PENGARUH LAMA PENGERINGAN TERHADAP KARAKTERISTIK KIMIA DAN TINGKAT KESUKAAN MANISAN KERING KULIT JERUK (Citrus reticulata)

Rehulina Magdalena Br Sagala1, Lana Lalujan, Teltje Koapaha

Abstract


ABSTRACT Sweetened dried citrus peel is a product from citrus peel as an effort to give value to citrus’ by-products and food diversification as a new food product. This research was aimed to analyze the chemical characteristics as influenced by duration of drying and to evaluate the panelists’ preference level of sweetened dried citrus peel. Complete Randomized Design (CDR) was the statistical analysis of this research and durations of drying as the treatment. Results showed that moisture content of sweetened dried citrus peel were ranged from 10-84% - 15,34% and they were significantly different among treatments.

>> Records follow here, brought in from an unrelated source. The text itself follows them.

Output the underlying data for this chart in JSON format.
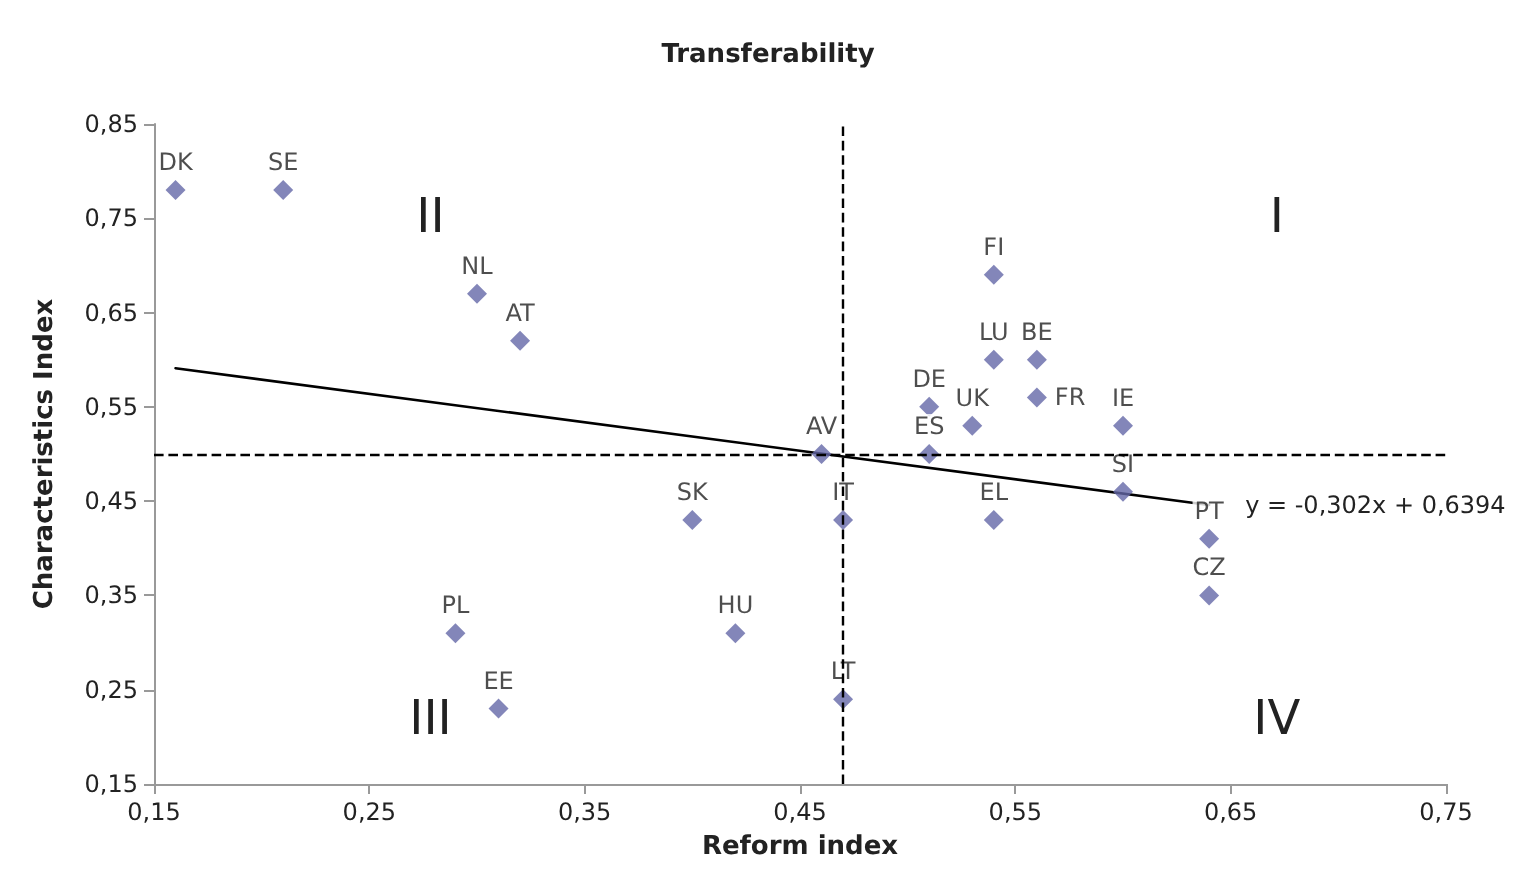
{
  "chart_data": {
    "type": "scatter",
    "title": "Transferability",
    "xlabel": "Reform index",
    "ylabel": "Characteristics Index",
    "xlim": [
      0.15,
      0.75
    ],
    "ylim": [
      0.15,
      0.85
    ],
    "xticks": [
      {
        "value": 0.15,
        "label": "0,15"
      },
      {
        "value": 0.25,
        "label": "0,25"
      },
      {
        "value": 0.35,
        "label": "0,35"
      },
      {
        "value": 0.45,
        "label": "0,45"
      },
      {
        "value": 0.55,
        "label": "0,55"
      },
      {
        "value": 0.65,
        "label": "0,65"
      },
      {
        "value": 0.75,
        "label": "0,75"
      }
    ],
    "yticks": [
      {
        "value": 0.15,
        "label": "0,15"
      },
      {
        "value": 0.25,
        "label": "0,25"
      },
      {
        "value": 0.35,
        "label": "0,35"
      },
      {
        "value": 0.45,
        "label": "0,45"
      },
      {
        "value": 0.55,
        "label": "0,55"
      },
      {
        "value": 0.65,
        "label": "0,65"
      },
      {
        "value": 0.75,
        "label": "0,75"
      },
      {
        "value": 0.85,
        "label": "0,85"
      }
    ],
    "grid": false,
    "legend": false,
    "marker": "diamond",
    "series": [
      {
        "name": "DK",
        "color": "#6468a8",
        "x": [
          0.16
        ],
        "values": [
          0.78
        ]
      },
      {
        "name": "SE",
        "color": "#6468a8",
        "x": [
          0.21
        ],
        "values": [
          0.78
        ]
      },
      {
        "name": "NL",
        "color": "#6468a8",
        "x": [
          0.3
        ],
        "values": [
          0.67
        ]
      },
      {
        "name": "AT",
        "color": "#6468a8",
        "x": [
          0.32
        ],
        "values": [
          0.62
        ]
      },
      {
        "name": "AV",
        "color": "#6468a8",
        "x": [
          0.46
        ],
        "values": [
          0.5
        ]
      },
      {
        "name": "SK",
        "color": "#6468a8",
        "x": [
          0.4
        ],
        "values": [
          0.43
        ]
      },
      {
        "name": "PL",
        "color": "#6468a8",
        "x": [
          0.29
        ],
        "values": [
          0.31
        ]
      },
      {
        "name": "EE",
        "color": "#6468a8",
        "x": [
          0.31
        ],
        "values": [
          0.23
        ]
      },
      {
        "name": "HU",
        "color": "#6468a8",
        "x": [
          0.42
        ],
        "values": [
          0.31
        ]
      },
      {
        "name": "IT",
        "color": "#6468a8",
        "x": [
          0.47
        ],
        "values": [
          0.43
        ]
      },
      {
        "name": "LT",
        "color": "#6468a8",
        "x": [
          0.47
        ],
        "values": [
          0.24
        ]
      },
      {
        "name": "FI",
        "color": "#6468a8",
        "x": [
          0.54
        ],
        "values": [
          0.69
        ]
      },
      {
        "name": "LU",
        "color": "#6468a8",
        "x": [
          0.54
        ],
        "values": [
          0.6
        ]
      },
      {
        "name": "BE",
        "color": "#6468a8",
        "x": [
          0.56
        ],
        "values": [
          0.6
        ]
      },
      {
        "name": "FR",
        "color": "#6468a8",
        "x": [
          0.56
        ],
        "values": [
          0.56
        ]
      },
      {
        "name": "DE",
        "color": "#6468a8",
        "x": [
          0.51
        ],
        "values": [
          0.55
        ]
      },
      {
        "name": "UK",
        "color": "#6468a8",
        "x": [
          0.53
        ],
        "values": [
          0.53
        ]
      },
      {
        "name": "ES",
        "color": "#6468a8",
        "x": [
          0.51
        ],
        "values": [
          0.5
        ]
      },
      {
        "name": "IE",
        "color": "#6468a8",
        "x": [
          0.6
        ],
        "values": [
          0.53
        ]
      },
      {
        "name": "SI",
        "color": "#6468a8",
        "x": [
          0.6
        ],
        "values": [
          0.46
        ]
      },
      {
        "name": "EL",
        "color": "#6468a8",
        "x": [
          0.54
        ],
        "values": [
          0.43
        ]
      },
      {
        "name": "PT",
        "color": "#6468a8",
        "x": [
          0.64
        ],
        "values": [
          0.41
        ]
      },
      {
        "name": "CZ",
        "color": "#6468a8",
        "x": [
          0.64
        ],
        "values": [
          0.35
        ]
      },
      {
        "type": "line",
        "color": "#000000",
        "marker": "none",
        "line_style": "solid",
        "x": [
          0.16,
          0.64
        ],
        "values": [
          0.591,
          0.446
        ]
      }
    ],
    "ref_lines": [
      {
        "axis": "x",
        "value": 0.47,
        "color": "#000000",
        "line_style": "dashed"
      },
      {
        "axis": "y",
        "value": 0.5,
        "color": "#000000",
        "line_style": "dashed"
      }
    ],
    "annotations": [
      "y = -0,302x + 0,6394",
      "I",
      "II",
      "III",
      "IV"
    ]
  }
}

The temperature used during drying process in this research was 700C The highest moisture content was in treatment A (4 h drying), whilst the lowest was in treatment D (7 h drying). The total sugar were ranged from 74,51% (treatment D, 7 h drying) - 79,27% (treatment A, 4 h drying). Vitamin C content in all treatments was ranged between 14,58 – 14,63 mg/100g. Based on the preference level, the most preferable sweetened dried citrus peel was resulted from 6 h drying with the value for aroma, colour, taste, and texture were 3.56 (neutral), 4.04 (like), 3.36 (neutral), and 3.56 (neutral), respectively.